I was the only one in the room. Staying after class. Remedial weather theory. No, that wasn't right, I had never—

Pay attention,
he said, without turning around. Squeaking chalk.
This takes delicacy, my dear.

On the board. The answer was on the board. All I had to do was—was—

Crystal sparkles around the edge of Yorenson's blackboard, eating. Darkness all around, eating the answer.

No.

I reached out with my hand, and the chemical structure on the board became reds and blues and yellows, three-dimensional, spinning, and I plucked away one thing that shouldn't be there—a yellow grape in the wrong place on the stem—and stuck a blue one in its place.

Again. Faster. Reaching for thousands of spinning models, millions, billions, and it wasn't my hand that was reaching, it was my mind, it was me.

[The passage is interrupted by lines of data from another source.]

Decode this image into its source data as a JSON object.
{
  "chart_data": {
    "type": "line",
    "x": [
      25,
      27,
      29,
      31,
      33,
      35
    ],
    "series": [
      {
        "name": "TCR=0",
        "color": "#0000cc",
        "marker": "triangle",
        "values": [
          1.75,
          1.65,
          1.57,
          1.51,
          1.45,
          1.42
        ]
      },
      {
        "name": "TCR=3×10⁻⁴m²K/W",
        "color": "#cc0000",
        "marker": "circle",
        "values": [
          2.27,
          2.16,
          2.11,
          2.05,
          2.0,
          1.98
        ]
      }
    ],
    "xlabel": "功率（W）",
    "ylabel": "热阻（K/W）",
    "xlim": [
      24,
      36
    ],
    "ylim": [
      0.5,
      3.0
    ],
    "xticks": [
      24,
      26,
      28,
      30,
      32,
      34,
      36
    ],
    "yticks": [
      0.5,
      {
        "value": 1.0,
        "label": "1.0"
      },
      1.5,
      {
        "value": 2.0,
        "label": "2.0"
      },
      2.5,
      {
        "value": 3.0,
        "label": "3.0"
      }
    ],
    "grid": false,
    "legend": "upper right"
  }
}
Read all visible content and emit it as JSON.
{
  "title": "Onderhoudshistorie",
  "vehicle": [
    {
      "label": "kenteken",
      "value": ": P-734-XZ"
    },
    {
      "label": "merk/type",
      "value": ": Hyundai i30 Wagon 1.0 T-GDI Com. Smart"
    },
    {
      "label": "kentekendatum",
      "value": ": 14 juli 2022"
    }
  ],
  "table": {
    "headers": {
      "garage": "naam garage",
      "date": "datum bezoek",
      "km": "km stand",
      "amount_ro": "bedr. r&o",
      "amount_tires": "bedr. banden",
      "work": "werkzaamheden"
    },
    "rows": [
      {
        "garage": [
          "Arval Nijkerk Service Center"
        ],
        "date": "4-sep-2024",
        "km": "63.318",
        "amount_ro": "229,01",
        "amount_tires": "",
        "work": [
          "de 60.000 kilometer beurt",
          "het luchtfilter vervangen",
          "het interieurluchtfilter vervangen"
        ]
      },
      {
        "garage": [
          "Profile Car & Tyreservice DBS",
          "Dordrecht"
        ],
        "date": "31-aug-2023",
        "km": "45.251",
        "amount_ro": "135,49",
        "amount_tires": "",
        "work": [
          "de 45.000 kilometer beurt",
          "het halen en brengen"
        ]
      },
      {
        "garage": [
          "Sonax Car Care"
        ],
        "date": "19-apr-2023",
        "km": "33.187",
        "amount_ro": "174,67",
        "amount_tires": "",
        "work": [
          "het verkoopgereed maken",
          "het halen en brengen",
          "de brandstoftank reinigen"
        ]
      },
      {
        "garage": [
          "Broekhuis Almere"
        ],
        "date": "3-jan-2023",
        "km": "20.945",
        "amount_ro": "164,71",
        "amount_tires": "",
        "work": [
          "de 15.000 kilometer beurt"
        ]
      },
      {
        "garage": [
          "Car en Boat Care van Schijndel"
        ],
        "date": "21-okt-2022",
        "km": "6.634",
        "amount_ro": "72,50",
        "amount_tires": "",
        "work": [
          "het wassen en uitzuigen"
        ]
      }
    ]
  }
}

Yorenson turned from the blackboard and put the chalk down and smiled at me.

Breathe,
he said.
Don't forget to breathe.

—and suddenly there was sweet, sweet air in my lungs, and the noise, my God, the noise was terrific, people shouting, feet running, voices, some kind of alarm going off in a store, the hyperactive beat of music in the distance, sweet, sweet chaos.

I swept in breath after breath after breath and listened to my pounding heart and thought,
I hated that goddamn class.

Someone was cushioning my head. I blinked and focused and saw that it was David. He looked deathly pale, and I could feel his hands trembling. For some reason his glasses were off, and his face looked different. Stronger. His eyes glittered with flecks of copper.

“Hi,” I whispered. He started to say something, but didn't.

Somebody slapped an oxygen mask I didn't need over my face.

 

Funny how a near death experience can make you hungry. I sat in the food court with David and gulped down a heroic meal of beef kebab, saffron rice, samosas, and some kind of designer water without bubbles or aftertaste. David still looked spooked. He hadn't said a word to me during the hysteria of the paramedic visit, or the argument over whether or not I was brain-damaged enough to go to the hospital . . . hadn't, in fact, said anything to anybody. He'd just stood there at the edge of the chaos, arms folded, watching me with a frown curved between his eyebrows.

It was kind of cute, really.

I had to sign releases and I-won't-sue waivers, not to mention endure dire predictions of disability and death from the local doc-in-a-box who'd arrived on the scene with personal injury lawyer in tow.

By the time it was over, I'd grabbed David by the elbow and said, “I'm starving,” and he
still
hadn't said anything through the entire walking, ordering, and eating process.

Now, as I gulped the last of my water and scooped up the last errant grains of orange-specked rice, he leaned forward and asked, “Done now?”

“Guess so.” I ate a last mouthful of naan, licked my fingers, and used the napkin as a last resort. People were still watching me, either because of my excellent fashion sense or because they were waiting for me to fall down and foam at the mouth again. Probably the most exciting thing to happen in the mall since the Christmas pageant.